Review: "The Tryrant's Daughter" by J.C. Carleson

From a former CIA officer comes the riveting account of a royal Middle Eastern family exiled to the American suburbs. When her father is killed in a coup, 15-year-old Laila flees from the war-torn middle east to a life of exile and anonymity in the U.S. Gradually she adjusts to a new school, new friends, and a new culture, but while Laila sees opportunity in her new life, her mother is focused on the past. She’s conspiring with CIA operatives and rebel factions to regain the throne their family lost. Laila can’t bear to stand still as an international crisis takes shape around her, but how can one girl stop a conflict that spans generations? J.C. Carleson delivers a fascinating account of a girl—and a country—on the brink, and a rare glimpse at the personal side of international politics. *Bonus Backmatter includes a note about the author's CIA past, and a commentary by RAND researcher and president of ARCH International, Dr. Cheryl Benard. Recommendations for further reading are also included.
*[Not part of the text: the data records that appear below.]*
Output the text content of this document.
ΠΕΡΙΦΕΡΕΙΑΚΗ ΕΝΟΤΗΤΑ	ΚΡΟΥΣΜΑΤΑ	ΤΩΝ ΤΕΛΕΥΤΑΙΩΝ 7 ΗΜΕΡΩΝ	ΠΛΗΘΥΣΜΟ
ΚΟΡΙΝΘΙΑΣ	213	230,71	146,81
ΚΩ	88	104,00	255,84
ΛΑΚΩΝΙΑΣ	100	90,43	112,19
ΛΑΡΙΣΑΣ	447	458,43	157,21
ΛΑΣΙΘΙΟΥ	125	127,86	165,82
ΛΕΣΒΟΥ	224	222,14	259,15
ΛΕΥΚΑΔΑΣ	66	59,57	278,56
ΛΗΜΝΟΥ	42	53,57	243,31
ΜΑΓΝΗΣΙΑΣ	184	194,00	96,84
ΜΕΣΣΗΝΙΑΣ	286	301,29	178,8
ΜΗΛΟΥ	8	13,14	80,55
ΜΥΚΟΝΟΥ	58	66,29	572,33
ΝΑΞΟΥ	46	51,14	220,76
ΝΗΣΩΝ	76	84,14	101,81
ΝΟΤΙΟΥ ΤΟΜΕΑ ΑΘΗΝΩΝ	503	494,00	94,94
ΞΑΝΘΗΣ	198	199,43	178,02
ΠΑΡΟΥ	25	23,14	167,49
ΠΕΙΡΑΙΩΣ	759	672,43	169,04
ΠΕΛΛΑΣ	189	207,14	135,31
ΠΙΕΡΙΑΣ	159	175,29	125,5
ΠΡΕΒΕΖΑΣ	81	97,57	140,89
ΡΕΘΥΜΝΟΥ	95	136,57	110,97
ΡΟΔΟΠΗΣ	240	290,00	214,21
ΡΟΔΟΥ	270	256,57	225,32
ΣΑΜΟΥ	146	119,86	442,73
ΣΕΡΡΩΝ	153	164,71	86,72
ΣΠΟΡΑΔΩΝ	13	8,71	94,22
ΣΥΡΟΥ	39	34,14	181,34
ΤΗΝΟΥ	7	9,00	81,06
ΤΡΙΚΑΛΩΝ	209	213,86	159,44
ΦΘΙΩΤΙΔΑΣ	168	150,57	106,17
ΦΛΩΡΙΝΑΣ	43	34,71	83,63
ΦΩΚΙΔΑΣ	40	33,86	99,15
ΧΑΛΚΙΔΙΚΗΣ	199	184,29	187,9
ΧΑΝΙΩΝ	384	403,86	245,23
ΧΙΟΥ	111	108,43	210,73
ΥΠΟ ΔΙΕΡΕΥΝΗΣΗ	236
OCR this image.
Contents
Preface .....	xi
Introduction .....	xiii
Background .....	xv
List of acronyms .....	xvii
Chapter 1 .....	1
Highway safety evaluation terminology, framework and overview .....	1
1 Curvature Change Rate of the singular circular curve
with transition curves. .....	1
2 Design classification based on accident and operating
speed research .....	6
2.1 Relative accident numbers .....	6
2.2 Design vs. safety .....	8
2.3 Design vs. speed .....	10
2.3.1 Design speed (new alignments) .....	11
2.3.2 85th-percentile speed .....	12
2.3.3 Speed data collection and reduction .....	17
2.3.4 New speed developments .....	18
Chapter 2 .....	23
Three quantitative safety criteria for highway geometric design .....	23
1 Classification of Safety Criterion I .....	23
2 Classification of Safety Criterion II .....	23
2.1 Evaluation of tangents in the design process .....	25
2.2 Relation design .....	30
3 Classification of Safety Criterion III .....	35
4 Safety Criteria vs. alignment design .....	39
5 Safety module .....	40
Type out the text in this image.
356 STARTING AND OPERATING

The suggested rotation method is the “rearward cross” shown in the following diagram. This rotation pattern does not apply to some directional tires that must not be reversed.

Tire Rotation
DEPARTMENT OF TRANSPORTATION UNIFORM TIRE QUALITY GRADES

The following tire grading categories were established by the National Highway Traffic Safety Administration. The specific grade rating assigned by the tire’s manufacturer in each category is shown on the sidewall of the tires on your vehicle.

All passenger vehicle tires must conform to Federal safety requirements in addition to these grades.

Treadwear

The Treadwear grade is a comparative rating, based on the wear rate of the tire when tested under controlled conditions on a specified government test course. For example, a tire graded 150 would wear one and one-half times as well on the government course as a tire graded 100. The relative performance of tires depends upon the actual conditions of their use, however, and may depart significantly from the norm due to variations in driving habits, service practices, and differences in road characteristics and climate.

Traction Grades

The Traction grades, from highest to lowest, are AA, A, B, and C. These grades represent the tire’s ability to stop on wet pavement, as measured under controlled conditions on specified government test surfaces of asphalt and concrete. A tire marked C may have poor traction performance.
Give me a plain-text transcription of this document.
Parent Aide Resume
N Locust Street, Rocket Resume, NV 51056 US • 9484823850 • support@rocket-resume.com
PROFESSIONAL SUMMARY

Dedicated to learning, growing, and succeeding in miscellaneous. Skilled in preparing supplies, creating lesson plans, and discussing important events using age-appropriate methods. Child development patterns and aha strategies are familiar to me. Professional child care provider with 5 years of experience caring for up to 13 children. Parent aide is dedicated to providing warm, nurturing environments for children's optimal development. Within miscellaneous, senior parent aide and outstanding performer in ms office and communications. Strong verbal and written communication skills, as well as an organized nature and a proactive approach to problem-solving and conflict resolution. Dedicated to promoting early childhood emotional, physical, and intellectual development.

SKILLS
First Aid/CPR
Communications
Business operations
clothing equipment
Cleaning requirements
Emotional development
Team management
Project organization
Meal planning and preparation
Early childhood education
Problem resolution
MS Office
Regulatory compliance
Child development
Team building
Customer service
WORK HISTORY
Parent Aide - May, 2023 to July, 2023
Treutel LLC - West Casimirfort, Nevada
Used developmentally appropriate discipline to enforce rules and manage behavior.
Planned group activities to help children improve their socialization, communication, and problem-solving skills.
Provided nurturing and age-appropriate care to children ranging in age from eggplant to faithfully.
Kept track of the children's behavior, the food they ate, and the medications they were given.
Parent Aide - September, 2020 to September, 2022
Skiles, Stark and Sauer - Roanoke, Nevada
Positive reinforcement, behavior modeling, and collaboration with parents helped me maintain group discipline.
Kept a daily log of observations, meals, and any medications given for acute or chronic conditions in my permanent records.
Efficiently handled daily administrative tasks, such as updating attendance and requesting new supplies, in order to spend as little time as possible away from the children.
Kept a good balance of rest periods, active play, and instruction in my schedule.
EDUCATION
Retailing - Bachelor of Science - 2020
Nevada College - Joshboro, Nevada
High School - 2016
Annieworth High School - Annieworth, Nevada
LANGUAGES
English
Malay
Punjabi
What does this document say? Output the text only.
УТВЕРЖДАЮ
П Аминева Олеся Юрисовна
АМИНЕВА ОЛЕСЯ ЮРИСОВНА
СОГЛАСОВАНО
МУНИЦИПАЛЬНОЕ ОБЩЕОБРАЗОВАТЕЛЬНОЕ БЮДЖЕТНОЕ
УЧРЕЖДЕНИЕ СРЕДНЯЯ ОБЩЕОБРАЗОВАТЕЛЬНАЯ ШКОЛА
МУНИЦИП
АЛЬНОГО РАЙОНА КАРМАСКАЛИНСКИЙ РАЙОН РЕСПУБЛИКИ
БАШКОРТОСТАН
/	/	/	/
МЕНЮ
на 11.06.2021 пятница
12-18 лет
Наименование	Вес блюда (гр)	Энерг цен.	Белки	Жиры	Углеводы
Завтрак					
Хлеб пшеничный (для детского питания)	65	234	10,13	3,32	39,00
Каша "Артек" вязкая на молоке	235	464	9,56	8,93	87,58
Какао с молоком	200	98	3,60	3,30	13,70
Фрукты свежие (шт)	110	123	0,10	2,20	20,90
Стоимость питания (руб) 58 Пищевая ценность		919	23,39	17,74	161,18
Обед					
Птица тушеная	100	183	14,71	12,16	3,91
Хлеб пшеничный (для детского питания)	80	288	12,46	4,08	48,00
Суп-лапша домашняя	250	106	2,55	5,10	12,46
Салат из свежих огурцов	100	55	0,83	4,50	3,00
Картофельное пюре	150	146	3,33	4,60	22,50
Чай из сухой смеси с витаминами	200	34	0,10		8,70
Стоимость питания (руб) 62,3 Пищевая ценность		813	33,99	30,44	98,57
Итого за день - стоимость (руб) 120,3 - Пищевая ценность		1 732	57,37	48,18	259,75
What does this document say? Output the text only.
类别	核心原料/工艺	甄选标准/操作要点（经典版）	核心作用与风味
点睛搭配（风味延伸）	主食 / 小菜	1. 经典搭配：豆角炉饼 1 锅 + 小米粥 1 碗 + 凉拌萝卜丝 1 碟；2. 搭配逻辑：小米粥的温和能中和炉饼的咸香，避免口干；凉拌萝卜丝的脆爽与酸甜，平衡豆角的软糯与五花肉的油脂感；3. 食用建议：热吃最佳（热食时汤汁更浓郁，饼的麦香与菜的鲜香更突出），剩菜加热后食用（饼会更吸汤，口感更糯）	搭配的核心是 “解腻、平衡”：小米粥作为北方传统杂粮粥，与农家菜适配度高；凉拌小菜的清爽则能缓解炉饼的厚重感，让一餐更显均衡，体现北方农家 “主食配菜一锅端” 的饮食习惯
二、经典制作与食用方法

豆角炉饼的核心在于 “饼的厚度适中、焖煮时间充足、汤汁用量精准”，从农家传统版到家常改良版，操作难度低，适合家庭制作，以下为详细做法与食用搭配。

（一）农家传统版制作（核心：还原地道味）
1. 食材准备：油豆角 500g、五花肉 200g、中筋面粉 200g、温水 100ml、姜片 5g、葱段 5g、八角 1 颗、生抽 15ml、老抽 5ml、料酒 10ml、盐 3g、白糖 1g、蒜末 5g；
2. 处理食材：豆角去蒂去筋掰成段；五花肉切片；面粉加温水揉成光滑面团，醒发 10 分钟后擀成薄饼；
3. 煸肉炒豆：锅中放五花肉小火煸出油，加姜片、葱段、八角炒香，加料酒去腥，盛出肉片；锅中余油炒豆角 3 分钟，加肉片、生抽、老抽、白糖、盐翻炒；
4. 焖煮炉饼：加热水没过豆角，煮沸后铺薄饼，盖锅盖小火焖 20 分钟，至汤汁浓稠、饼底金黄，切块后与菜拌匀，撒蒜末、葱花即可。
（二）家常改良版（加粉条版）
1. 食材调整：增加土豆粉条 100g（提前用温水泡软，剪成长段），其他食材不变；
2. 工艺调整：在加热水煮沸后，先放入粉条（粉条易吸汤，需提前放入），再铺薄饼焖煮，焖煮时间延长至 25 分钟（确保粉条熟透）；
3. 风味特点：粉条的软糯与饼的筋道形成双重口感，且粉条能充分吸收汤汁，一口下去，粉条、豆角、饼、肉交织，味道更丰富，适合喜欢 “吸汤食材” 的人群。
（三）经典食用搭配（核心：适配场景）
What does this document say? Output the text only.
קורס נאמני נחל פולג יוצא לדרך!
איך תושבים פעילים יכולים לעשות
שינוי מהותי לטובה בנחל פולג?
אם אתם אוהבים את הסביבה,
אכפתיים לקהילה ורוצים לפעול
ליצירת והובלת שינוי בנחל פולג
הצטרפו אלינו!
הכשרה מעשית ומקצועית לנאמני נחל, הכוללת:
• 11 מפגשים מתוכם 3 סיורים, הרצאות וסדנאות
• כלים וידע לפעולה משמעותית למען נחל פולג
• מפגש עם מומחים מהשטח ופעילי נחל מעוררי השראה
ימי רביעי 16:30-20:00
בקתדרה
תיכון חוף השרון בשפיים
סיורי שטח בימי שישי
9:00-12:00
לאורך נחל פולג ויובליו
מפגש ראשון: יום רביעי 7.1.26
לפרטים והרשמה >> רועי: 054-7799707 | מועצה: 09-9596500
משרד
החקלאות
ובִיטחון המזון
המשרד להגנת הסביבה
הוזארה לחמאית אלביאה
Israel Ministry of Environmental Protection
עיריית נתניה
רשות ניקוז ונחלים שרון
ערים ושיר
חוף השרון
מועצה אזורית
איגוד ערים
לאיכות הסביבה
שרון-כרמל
From the Hardcover edition.
Thank you to Netgalley and the publisher for allowing me to read and review an ARC of this book.

Leila has a heavy load to bear, and I fully admire the strength with which she fights her daily battles.  The relationship Leila has with her mother is very complex - we can see the love, but there's also a lot of animosity and misunderstanding.  It was nice to see Leila make some friends - I loved how she shocked them with one of her "barbaric" fairy tales from home, it was kind of funny/sad - and even a boyfriend, but through it all, I knew she was never going to fit in completely.  And I guess that's where Amir comes in.  Amir's character was really well done - I thoroughly  enjoyed watching his and Leila's relationship evolve from outright hostility to understanding and a friendship of sorts. 

Where this novel excels is in its subtle comparisons between life in the Middle East and America.  I loved the scene right at the beginning where Leila's little brother is having difficulty choosing what cereal he's going to eat, because in his former life, there weren't any options.  All of these comparisons were so beautifully written, it wasn't like the author was beating the reader over the head with them - I really appreciated that.

This whole book was a real surprise, including the ending - I wasn't expecting "The Tyrant's Daughter" to be as good as it was.